(This piece was written as an exercise on a course at Arvon.)
Twelve years before the miner’s strikes I was a teenager in D.H. Lawrence land. Pit villages went to battle against each other on Friday nights in the town centre. We gathered – the greasers from Calverton pit on one side of the street – the skinheads from Cotgrave pit on the other. Bottles, threats and punches were thrown, blood pooled on pavements. Girls and sirens screamed when the police arrived.
I chatted to Rob from Cotgrave, then crossed the road to talk to Mick, from Calverton.
Whose side are you on?
Neither
So neither side accepted me, or attacked me.
Two years later I lived in Belfast during the later years of the troubles.

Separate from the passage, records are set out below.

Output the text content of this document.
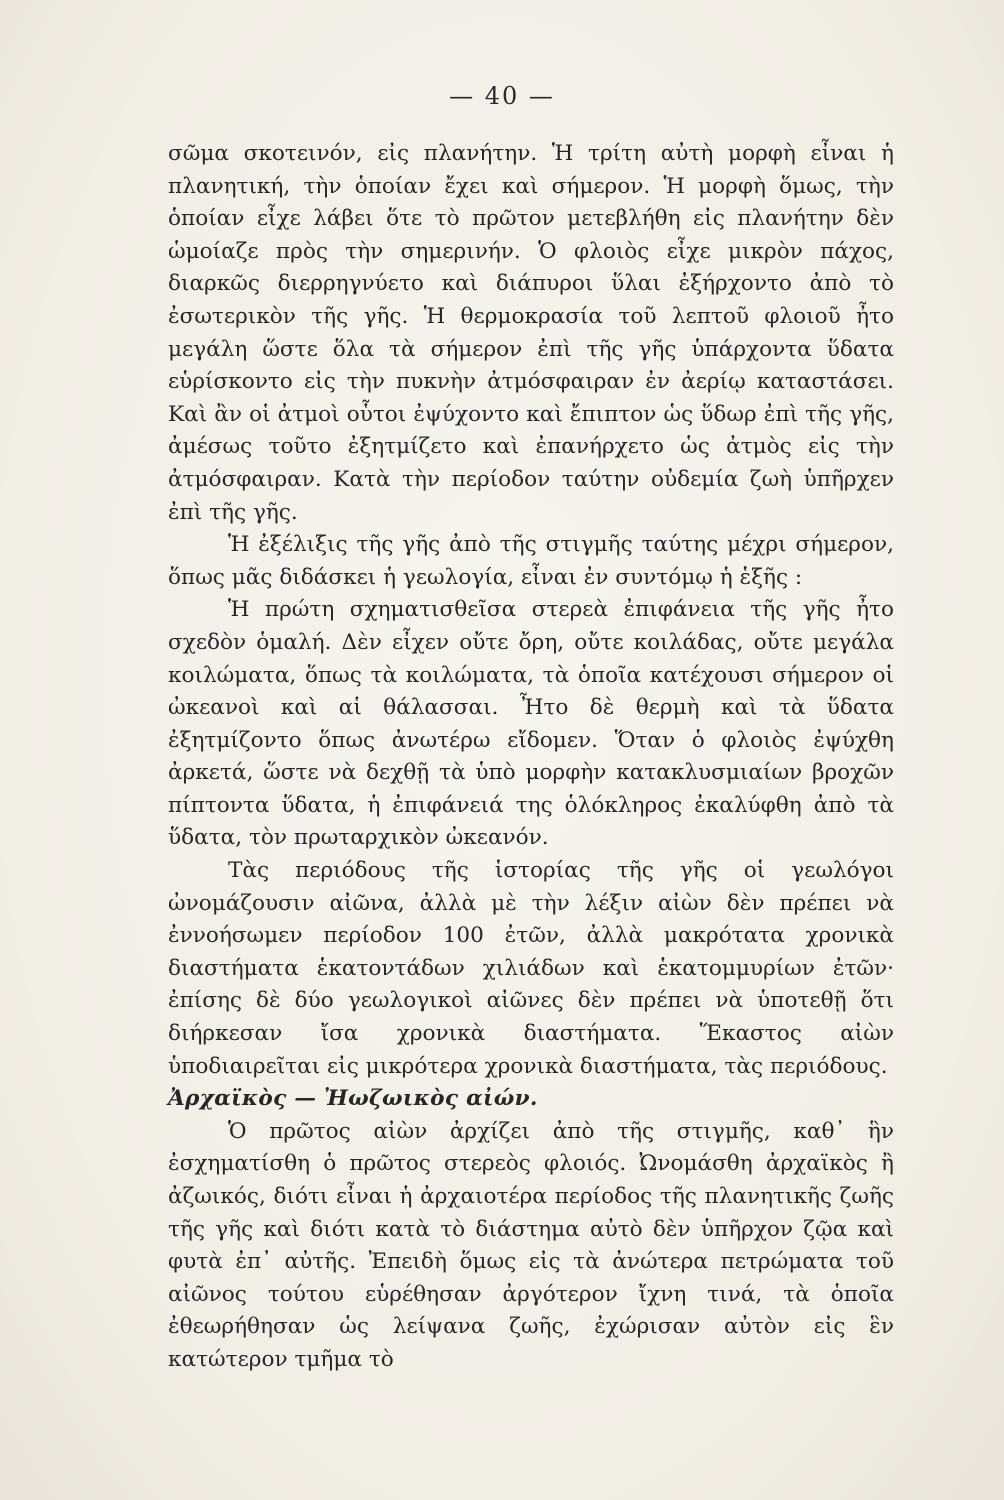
— 40 —

σῶμα σκοτεινόν, εἰς πλανήτην. Ἡ τρίτη αὐτὴ μορφὴ εἶναι ἡ πλανητική, τὴν ὁποίαν ἔχει καὶ σήμερον. Ἡ μορφὴ ὅμως, τὴν ὁποίαν εἶχε λάβει ὅτε τὸ πρῶτον μετεβλήθη εἰς πλανήτην δὲν ὡμοίαζε πρὸς τὴν σημερινήν. Ὁ φλοιὸς εἶχε μικρὸν πάχος, διαρκῶς διερρηγνύετο καὶ διάπυροι ὕλαι ἐξήρχοντο ἀπὸ τὸ ἐσωτερικὸν τῆς γῆς. Ἡ θερμοκρασία τοῦ λεπτοῦ φλοιοῦ ἦτο μεγάλη ὥστε ὅλα τὰ σήμερον ἐπὶ τῆς γῆς ὑπάρχοντα ὕδατα εὑρίσκοντο εἰς τὴν πυκνὴν ἀτμόσφαιραν ἐν ἀερίῳ καταστάσει. Καὶ ἂν οἱ ἀτμοὶ οὗτοι ἐψύχοντο καὶ ἔπιπτον ὡς ὕδωρ ἐπὶ τῆς γῆς, ἀμέσως τοῦτο ἐξητμίζετο καὶ ἐπανήρχετο ὡς ἀτμὸς εἰς τὴν ἀτμόσφαιραν. Κατὰ τὴν περίοδον ταύτην οὐδεμία ζωὴ ὑπῆρχεν ἐπὶ τῆς γῆς.

Ἡ ἐξέλιξις τῆς γῆς ἀπὸ τῆς στιγμῆς ταύτης μέχρι σήμερον, ὅπως μᾶς διδάσκει ἡ γεωλογία, εἶναι ἐν συντόμῳ ἡ ἑξῆς :

Ἡ πρώτη σχηματισθεῖσα στερεὰ ἐπιφάνεια τῆς γῆς ἦτο σχεδὸν ὁμαλή. Δὲν εἶχεν οὔτε ὄρη, οὔτε κοιλάδας, οὔτε μεγάλα κοιλώματα, ὅπως τὰ κοιλώματα, τὰ ὁποῖα κατέχουσι σήμερον οἱ ὠκεανοὶ καὶ αἱ θάλασσαι. Ἦτο δὲ θερμὴ καὶ τὰ ὕδατα ἐξητμίζοντο ὅπως ἀνωτέρω εἴδομεν. Ὅταν ὁ φλοιὸς ἐψύχθη ἀρκετά, ὥστε νὰ δεχθῇ τὰ ὑπὸ μορφὴν κατακλυσμιαίων βροχῶν πίπτοντα ὕδατα, ἡ ἐπιφάνειά της ὁλόκληρος ἐκαλύφθη ἀπὸ τὰ ὕδατα, τὸν πρωταρχικὸν ὠκεανόν.

Τὰς περιόδους τῆς ἱστορίας τῆς γῆς οἱ γεωλόγοι ὠνομάζουσιν αἰῶνα, ἀλλὰ μὲ τὴν λέξιν αἰὼν δὲν πρέπει νὰ ἐννοήσωμεν περίοδον 100 ἐτῶν, ἀλλὰ μακρότατα χρονικὰ διαστήματα ἑκατοντάδων χιλιάδων καὶ ἑκατομμυρίων ἐτῶν· ἐπίσης δὲ δύο γεωλογικοὶ αἰῶνες δὲν πρέπει νὰ ὑποτεθῇ ὅτι διήρκεσαν ἴσα χρονικὰ διαστήματα. Ἕκαστος αἰὼν ὑποδιαιρεῖται εἰς μικρότερα χρονικὰ διαστήματα, τὰς περιόδους.

Ἀρχαϊκὸς — Ἠωζωικὸς αἰών.

Ὁ πρῶτος αἰὼν ἀρχίζει ἀπὸ τῆς στιγμῆς, καθ᾽ ἣν ἐσχηματίσθη ὁ πρῶτος στερεὸς φλοιός. Ὠνομάσθη ἀρχαϊκὸς ἢ ἀζωικός, διότι εἶναι ἡ ἀρχαιοτέρα περίοδος τῆς πλανητικῆς ζωῆς τῆς γῆς καὶ διότι κατὰ τὸ διάστημα αὐτὸ δὲν ὑπῆρχον ζῷα καὶ φυτὰ ἐπ᾽ αὐτῆς. Ἐπειδὴ ὅμως εἰς τὰ ἀνώτερα πετρώματα τοῦ αἰῶνος τούτου εὑρέθησαν ἀργότερον ἴχνη τινά, τὰ ὁποῖα ἐθεωρήθησαν ὡς λείψανα ζωῆς, ἐχώρισαν αὐτὸν εἰς ἓν κατώτερον τμῆμα τὸ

I had many friends, both Catholics and Protestants.
Whose side are you on?
Neither
So neither side accepted me, or attacked me.

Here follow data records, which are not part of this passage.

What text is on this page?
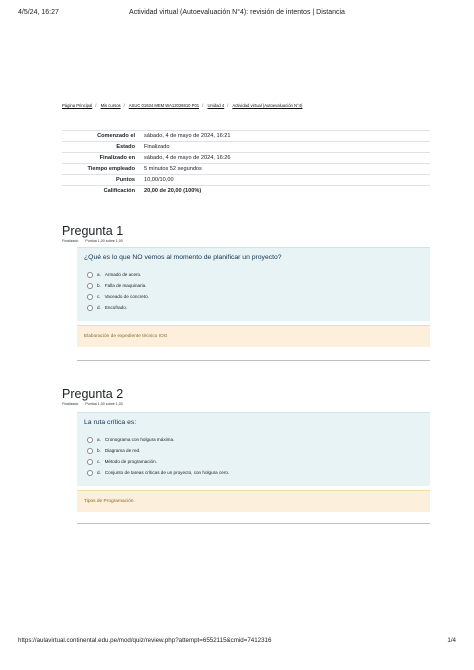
4/5/24, 16:27	Actividad virtual (Autoevaluación N°4): revisión de intentos | Distancia
Página Principal / Mis cursos / ASUC 01634 MEM WA12026810 P01 / Unidad 4 / Actividad virtual (Autoevaluación N°4)
Comenzado el	sábado, 4 de mayo de 2024, 16:21
Estado	Finalizado
Finalizado en	sábado, 4 de mayo de 2024, 16:26
Tiempo empleado	5 minutos 52 segundos
Puntos	10,00/10,00
Calificación	20,00 de 20,00 (100%)
Pregunta 1
Finalizado Puntúa 1,00 sobre 1,00
¿Qué es lo que NO vemos al momento de planificar un proyecto?
a. Armado de acero.
b. Falla de maquinaria.
c. Vaceado de concreto.
d. Encofrado.
Elaboración de expediente técnico IOG
Pregunta 2
Finalizado Puntúa 1,00 sobre 1,00
La ruta crítica es:
a. Cronograma con holgura máxima.
b. Diagrama de red.
c. Método de programación.
d. Conjunto de tareas críticas de un proyecto, con holgura cero.
Tipos de Programación.
https://aulavirtual.continental.edu.pe/mod/quiz/review.php?attempt=6552115&cmid=7412316	1/4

My second child was born in the winter of discontent in 1984.
My sister chanted Thatcher Thatcher milk snatcher.
My parents were Tories.
They asked me whose side I was on – I said nothing.
I watched, listened and learned. This government has rekindled a flame in my heart from the dying coals. I see the welfare state being dismantled brick by brick and I am angry. Coalfields turned into leisure parks, fields into shopping malls.
Whose side are you on?
Neither
They are all the same – grey men in grey suits with black hearts, stained with coal dust. I join the choir of discontent and raise my voice with passion, I howl with fury.